Linda Musumeci, Director of Grants and Fellowships, American Philosophical Society, 104 South Fifth Street, Philadelphia, PA 19106; (215) 440-3429; [email protected].
https://www.amphilsoc.org/grants/lewis-and-clark-fund-exploration-and-field-research (for information and access to application portal)
Each year, the School of Social Science at the Institute for Advanced Study in Princeton, NJ, invites around 25 scholars to be in residence for the full academic year to pursue their own research. The School welcomes applications in economics, political science, law, psychology, sociology and anthropology. It encourages social scientific work with an historical and humanistic bent and also entertains applications in history, philosophy, literary criticism, literature and linguistics. Applicants must have a Ph.D. at time of application. Each year there is a general thematic focus that provides common ground for roughly half the scholars; for 2020-2021 the focus will be “Science and the State.” The application deadline is November 1, 2019. Applications must be submitted through the Institute’s online application system, which opens June 1 and can be found, along with more information about the theme, at www.sss.ias.edu/applications.
Modern science and the modern state are inextricable and co-emergent. Indeed, the rise of the state form has been accomplished through the ways of knowing and extracting that scientific analysis makes possible—including classification, hierarchization, quantification, and reductionism. But while the production of science and the formation of the state are relatively well studied, much remains to be understood about the relationships between the two—how states support, use, and regulate sciences, and how the sciences support the structure, function, and legitimacy of states.
What have been the historical processes involved in the intertwined development of states and sciences, and how much have they varied across national contexts? While the state remains the driver of both private and public sector technoscience in certain societies, what has its role become in many others, where scientific innovation is increasingly seen as the purview of the private sector? As we today face issues and crises, from human gene-editing to climate change, that supersede provincial boundaries—even as forms of violence and social control enabled by science continue to be operationalized by nation-states— what forms of transnational oversight may be required? How might state engagement with the natural and social sciences, such as the use of “nudge units” and “evidence- based” claims in legislation and governance, necessitate new understandings of the relationship between states and sciences? How does the corporate world respond to increasing demands from both the state and citizens for social responsibility and ethical practice with regard to science and technology? These are some of the questions that will be addressed by the various disciplines of the social sciences and humanities.
Applications from scholars working outside the theme are also encouraged.
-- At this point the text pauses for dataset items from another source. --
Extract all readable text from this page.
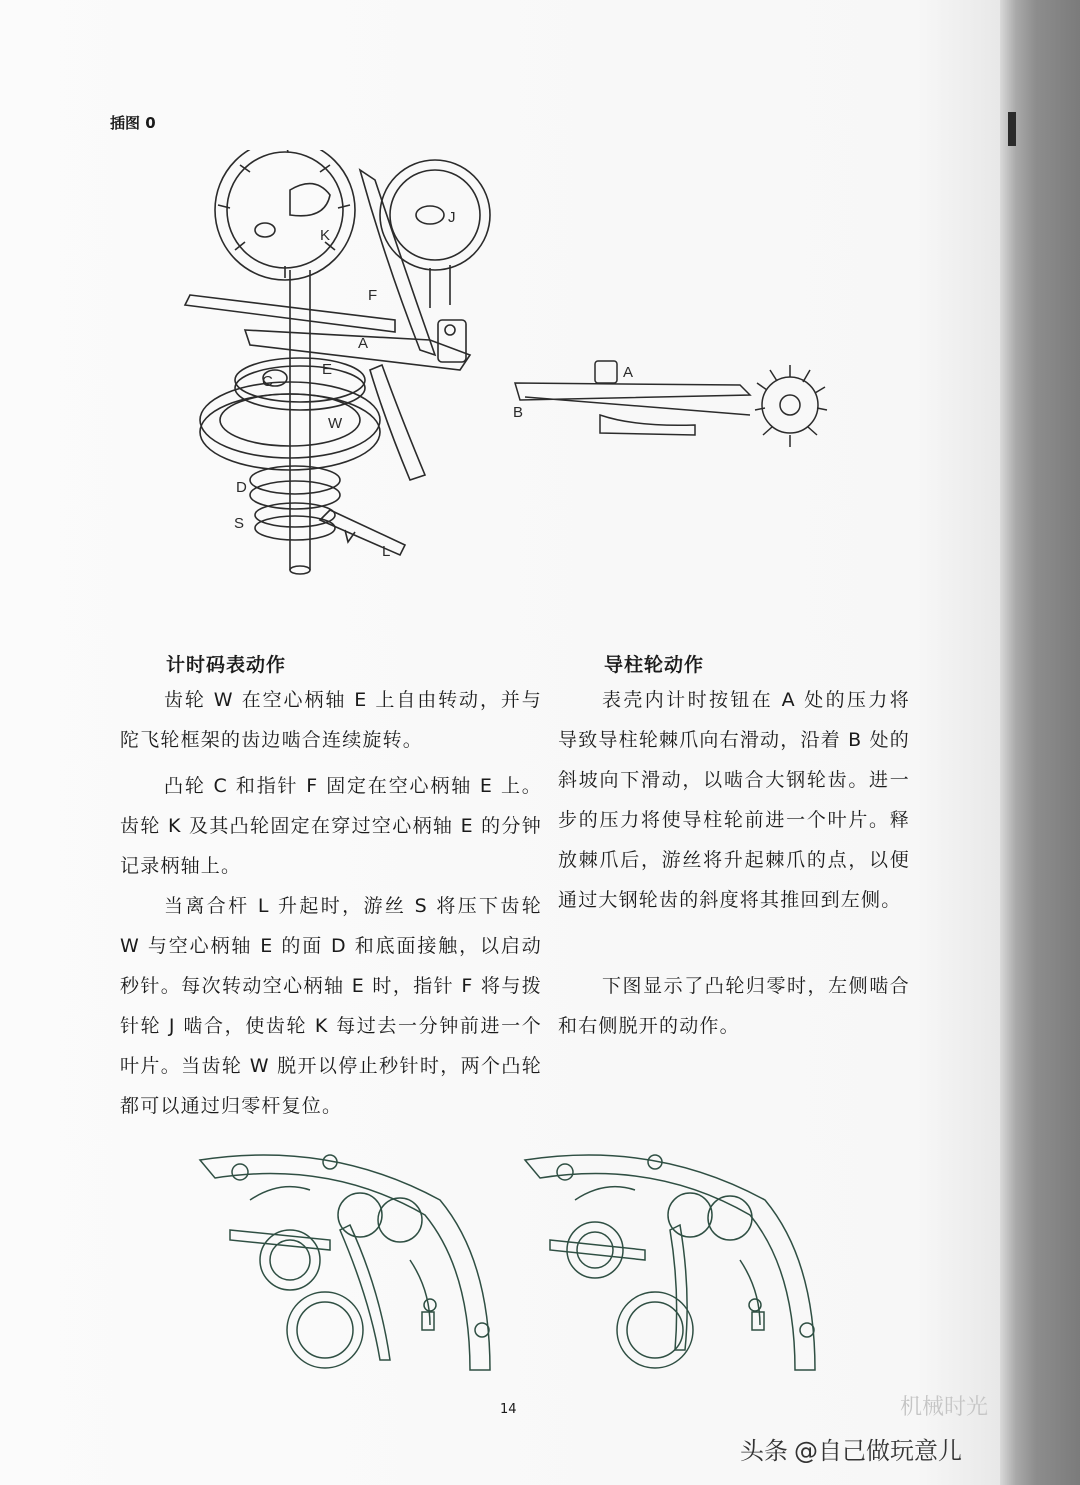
插图 0
K
J
F
A
C
E
W
D
S
L
A
B
计时码表动作

齿轮 W 在空心柄轴 E 上自由转动，并与陀飞轮框架的齿边啮合连续旋转。

凸轮 C 和指针 F 固定在空心柄轴 E 上。齿轮 K 及其凸轮固定在穿过空心柄轴 E 的分钟记录柄轴上。

当离合杆 L 升起时，游丝 S 将压下齿轮 W 与空心柄轴 E 的面 D 和底面接触，以启动秒针。每次转动空心柄轴 E 时，指针 F 将与拨针轮 J 啮合，使齿轮 K 每过去一分钟前进一个叶片。当齿轮 W 脱开以停止秒针时，两个凸轮都可以通过归零杆复位。

导柱轮动作

表壳内计时按钮在 A 处的压力将导致导柱轮棘爪向右滑动，沿着 B 处的斜坡向下滑动，以啮合大钢轮齿。进一步的压力将使导柱轮前进一个叶片。释放棘爪后，游丝将升起棘爪的点，以便通过大钢轮齿的斜度将其推回到左侧。

下图显示了凸轮归零时，左侧啮合和右侧脱开的动作。

14	机械时光
头条 @自己做玩意儿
The program will be led by
Alondra Nelson, Harold F. Linder Professor at the Institute for Advanced Study in collaboration with
Didier Fassin, James D. Wolfensohn Professor at the Institute for Advanced Study
The School for Advanced Research is currently accepting applications for the 2020-2021 Resident Scholar fellowships term
Nine-month Resident Scholar Fellowships are awarded to scholars who have completed their research and analysis in the social sciences, humanities, Latino/a Studies, and Native Studies and who need time to reflect, debate, and write. Fellowships are awarded annually by the School for Advanced Research (SAR) to five or six scholars who have completed their research and who need time to prepare manuscripts or dissertations on topics important to the understanding of humankind. Resident scholars may approach their research from the perspective of anthropology or from related fields such as history and sociology. Scholars from the humanities and social sciences are encouraged to apply.
The tenure runs from 9/1/20 to 5/31/21 and includes a stipend and low-cost housing.
The deadline for application is November 4, 2019.